ちなみに「蛙化(カエル化)現象」とは、好意を持っていた相手が自分に好意があるとわかった途端に冷めてしまったり、生理的嫌悪感を抱いてしまったりする心理状態です。しかし近年はそこから派生し、相手が自分に好意を持っているか否かは関係なく、自分が好意を持っている相手のささいな言動を見て急に気持ちが冷めてしまうという、いわゆる「好きが一転して大嫌いになる」という感情のことを指すこともあるようです(加藤のコラム第82号より)。
では「蛇化(ヘビ化)現象」とは何なのでしょうか。インターネットの記事から引用します。
蛇化現象とは、恋人のダサい部分でさえも可愛い、あるいはカッコイイと感じる現象のことを言います。デート中に転ぶ、デートで食事に行った時に財布を忘れる、鼻毛が出ているなど、一般的にだれが見ても「ダサい」と感じてしまう面や抜けている一面も「可愛い」「カッコイイ」と感じ、相手の行動を許してしまう状態像で、TikTokで発信された言葉です。
蛙化(カエル化)現象はマイナスへイメージへの転落ですが、蛇化(ヘビ化)現象は肯定的理解の極みです。
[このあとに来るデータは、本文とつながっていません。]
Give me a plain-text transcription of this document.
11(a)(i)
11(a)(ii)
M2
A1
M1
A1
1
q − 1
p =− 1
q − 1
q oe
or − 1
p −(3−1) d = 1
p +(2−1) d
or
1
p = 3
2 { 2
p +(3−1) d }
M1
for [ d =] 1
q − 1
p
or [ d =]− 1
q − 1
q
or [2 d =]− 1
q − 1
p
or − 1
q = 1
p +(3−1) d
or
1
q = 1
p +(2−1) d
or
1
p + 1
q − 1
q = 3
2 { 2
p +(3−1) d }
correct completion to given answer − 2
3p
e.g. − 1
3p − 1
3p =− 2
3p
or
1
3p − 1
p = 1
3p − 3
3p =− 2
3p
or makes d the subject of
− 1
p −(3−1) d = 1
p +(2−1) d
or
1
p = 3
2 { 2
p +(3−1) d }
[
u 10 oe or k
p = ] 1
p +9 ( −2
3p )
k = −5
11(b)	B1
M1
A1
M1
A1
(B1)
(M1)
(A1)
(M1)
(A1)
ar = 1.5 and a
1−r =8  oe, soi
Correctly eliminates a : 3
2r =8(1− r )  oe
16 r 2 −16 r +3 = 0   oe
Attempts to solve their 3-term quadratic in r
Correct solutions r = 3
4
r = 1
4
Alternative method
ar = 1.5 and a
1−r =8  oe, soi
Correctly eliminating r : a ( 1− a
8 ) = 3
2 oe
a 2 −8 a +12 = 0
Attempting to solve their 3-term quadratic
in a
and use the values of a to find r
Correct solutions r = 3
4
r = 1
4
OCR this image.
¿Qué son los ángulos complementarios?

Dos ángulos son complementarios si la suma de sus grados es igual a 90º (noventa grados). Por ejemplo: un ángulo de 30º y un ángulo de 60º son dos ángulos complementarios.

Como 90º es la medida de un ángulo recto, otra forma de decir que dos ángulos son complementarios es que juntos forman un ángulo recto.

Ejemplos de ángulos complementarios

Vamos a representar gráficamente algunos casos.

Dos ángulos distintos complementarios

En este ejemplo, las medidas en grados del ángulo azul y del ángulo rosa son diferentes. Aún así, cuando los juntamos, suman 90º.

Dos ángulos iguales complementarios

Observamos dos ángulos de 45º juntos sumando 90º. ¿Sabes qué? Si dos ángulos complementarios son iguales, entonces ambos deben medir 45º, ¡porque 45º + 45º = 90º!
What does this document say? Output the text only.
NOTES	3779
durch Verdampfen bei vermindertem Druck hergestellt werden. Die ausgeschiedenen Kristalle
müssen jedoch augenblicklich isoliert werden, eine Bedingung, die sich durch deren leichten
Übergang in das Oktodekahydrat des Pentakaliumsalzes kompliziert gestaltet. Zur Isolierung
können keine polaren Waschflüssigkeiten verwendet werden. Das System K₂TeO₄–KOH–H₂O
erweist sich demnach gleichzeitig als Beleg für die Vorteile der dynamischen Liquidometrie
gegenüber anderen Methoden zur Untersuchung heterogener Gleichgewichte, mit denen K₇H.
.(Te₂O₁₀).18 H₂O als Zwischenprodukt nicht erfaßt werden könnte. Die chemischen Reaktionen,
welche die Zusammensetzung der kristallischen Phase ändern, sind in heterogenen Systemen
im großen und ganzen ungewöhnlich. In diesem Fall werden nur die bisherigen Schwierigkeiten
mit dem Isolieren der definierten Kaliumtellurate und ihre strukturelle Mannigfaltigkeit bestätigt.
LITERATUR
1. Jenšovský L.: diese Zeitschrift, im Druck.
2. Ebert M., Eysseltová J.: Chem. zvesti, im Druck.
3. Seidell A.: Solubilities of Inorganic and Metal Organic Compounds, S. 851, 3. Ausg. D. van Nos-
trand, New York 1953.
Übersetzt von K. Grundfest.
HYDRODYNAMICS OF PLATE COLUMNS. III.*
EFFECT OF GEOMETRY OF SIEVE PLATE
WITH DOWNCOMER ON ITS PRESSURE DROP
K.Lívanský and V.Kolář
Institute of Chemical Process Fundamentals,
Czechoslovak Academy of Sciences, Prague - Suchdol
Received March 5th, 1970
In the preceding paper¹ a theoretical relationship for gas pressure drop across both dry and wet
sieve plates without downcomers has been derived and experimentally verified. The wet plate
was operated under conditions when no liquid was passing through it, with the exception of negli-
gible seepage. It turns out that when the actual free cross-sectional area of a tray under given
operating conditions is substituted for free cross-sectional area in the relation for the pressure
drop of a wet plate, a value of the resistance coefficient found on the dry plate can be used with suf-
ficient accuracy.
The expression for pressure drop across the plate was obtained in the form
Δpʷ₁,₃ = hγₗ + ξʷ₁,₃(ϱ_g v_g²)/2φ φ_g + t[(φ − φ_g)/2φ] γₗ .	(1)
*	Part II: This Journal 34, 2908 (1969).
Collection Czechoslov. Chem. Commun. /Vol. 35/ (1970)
ダサい象徴として使われてしまっているヘビさんたちは「名誉棄損だ」とお怒りになるかもしれませんが、肯定的に他者を見るという例えだということをご理解いただければきっと納得してくださるでしょう。
蛇化(ヘビ化)現象に甘えて、だらしないままでいいんだと開き直るのはどうかと思いますが、他者に対して蛇化(ヘビ化)現象の視点で接するのは、リフレーミングの手本でもあるし、対人支援をなりわいとする者にとっては大事なスタンスだと思います。対人支援の業界でよく言われる「肯定的理解をしていきましょう」的なフレーズを「蛇化(ヘビ化)現象を見習いましょう」に置き換えていった方が浸透するかもしれません。
そして何よりボク自身、ダサいところだらけですから、世の人々が蛇化(ヘビ化)現象に陥っていただけると、とってもとってもありがたい。「蛙化(カエル化)現象」「蛇化(ヘビ化)現象」…、次にくる言葉は何でしょう。